Modern Slaughter Methods - The Truth
We all know that every time we eat meat an animal has been killed, but we may not know how that actually happens.
For the purposes of this article, we will not deal with the moral issues of eating meat, although there is plenty more information on this element of the argument on this site, but we shall look at the facts of modern slaughter practices for the animals that we eat.
The two key areas of animal slaughter are religious and non-religious slaughter.
Religious SlaughterWith over three million animals each year being killed within the confines of religious slaughter each year, it is an important element of the industry, although it is certainly a controversial one. The religious involved are primarily Judaism and Muslim, with the faiths dictating certain slaughter practices that do not sit totally comfortably with the traditional, modern slaughter methods.
The Jewish 'Kashrut' is a set of rules, regulations and beliefs surrounding their food and its preparation, which includes the accepted methods of slaughtering animals. Food which adheres to their dietary laws is known as kosher and animals slaughtered in a kosher manner means that they must be killed with one clean cut from a serrated knife.

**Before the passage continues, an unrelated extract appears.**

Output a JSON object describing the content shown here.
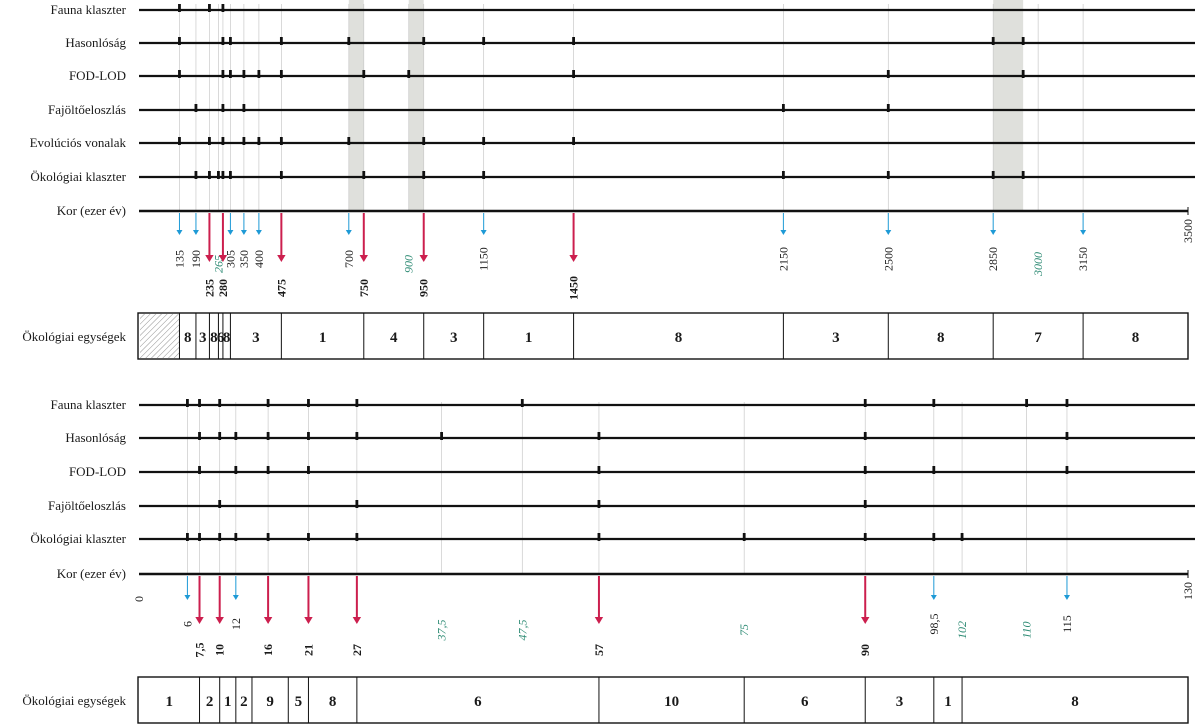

Muslim beliefs regarding their meat relates to the term 'Halal', which refers to food which is acceptable as set forth by Sunnah. The slaughter methods also require a single cut to the throat, so that the blood can be drained from the animal. This practice if often criticised for the potential stress and pain inflicted on the animal is the single cut does not render it immediately and totally unconscious.
Non-Religious SlaughterWith the huge amounts of animals slaughtered every year for human consumption, the largest amount are killed commercially, through non-religious methods. This, however, does not mean that all methods are pain-free for the animals, although ever more raised awareness of the meat industry and its practices means that there is a growing list of acceptable and non-acceptable behaviour which helps the regulation and indeed prosecution of companies involved.
As the Humane Methods of Slaughter Act states, 'animals raised for food deserve as humane a death as possible' and they offer a list of acceptable procedures, all of which kill the animal immediately and painlessly.
Chemical- this method is used for sheep, cattle and pigs and involves the animal being asphyxiated with a carbon dioxide gas.
Mechanical (Captive Bolt)- this method is used for sheep, pigs, goats, calves, cattle and horses. A captive bolt stunner is used on the animal to render it immediately unconscious.
Mechanical (Gun)- used for cattle, calves, sheep, pigs, goats and horses, this method sees a gun kills the animal instantly.
Electrical- with this method, used for all animals, sufficient electrical current is applied to ensure surgical anaesthesia.
The Government ViewCruelty to animals is a criminal offence in the UK, as it is in many countries and this extends to the practices in slaughter houses. The government department that deals with such matters is DEFRA (the Department for the Environment, Food and Rural Affairs), who accepts that religious slaughter takes place, but would prefer that all slaughtered animals were stunned initially.
The DEFRA guidelines state that all killing or slaughter must be conducted without causing any avoidable excitement, pain or suffering to any animal. These strict guidelines state that all slaughter must be carried out by fully trained experts, all relevant licences must be held, only the permitted methods of slaughter can be used and every person involved in the process must be competent and with the animals best interest at heart.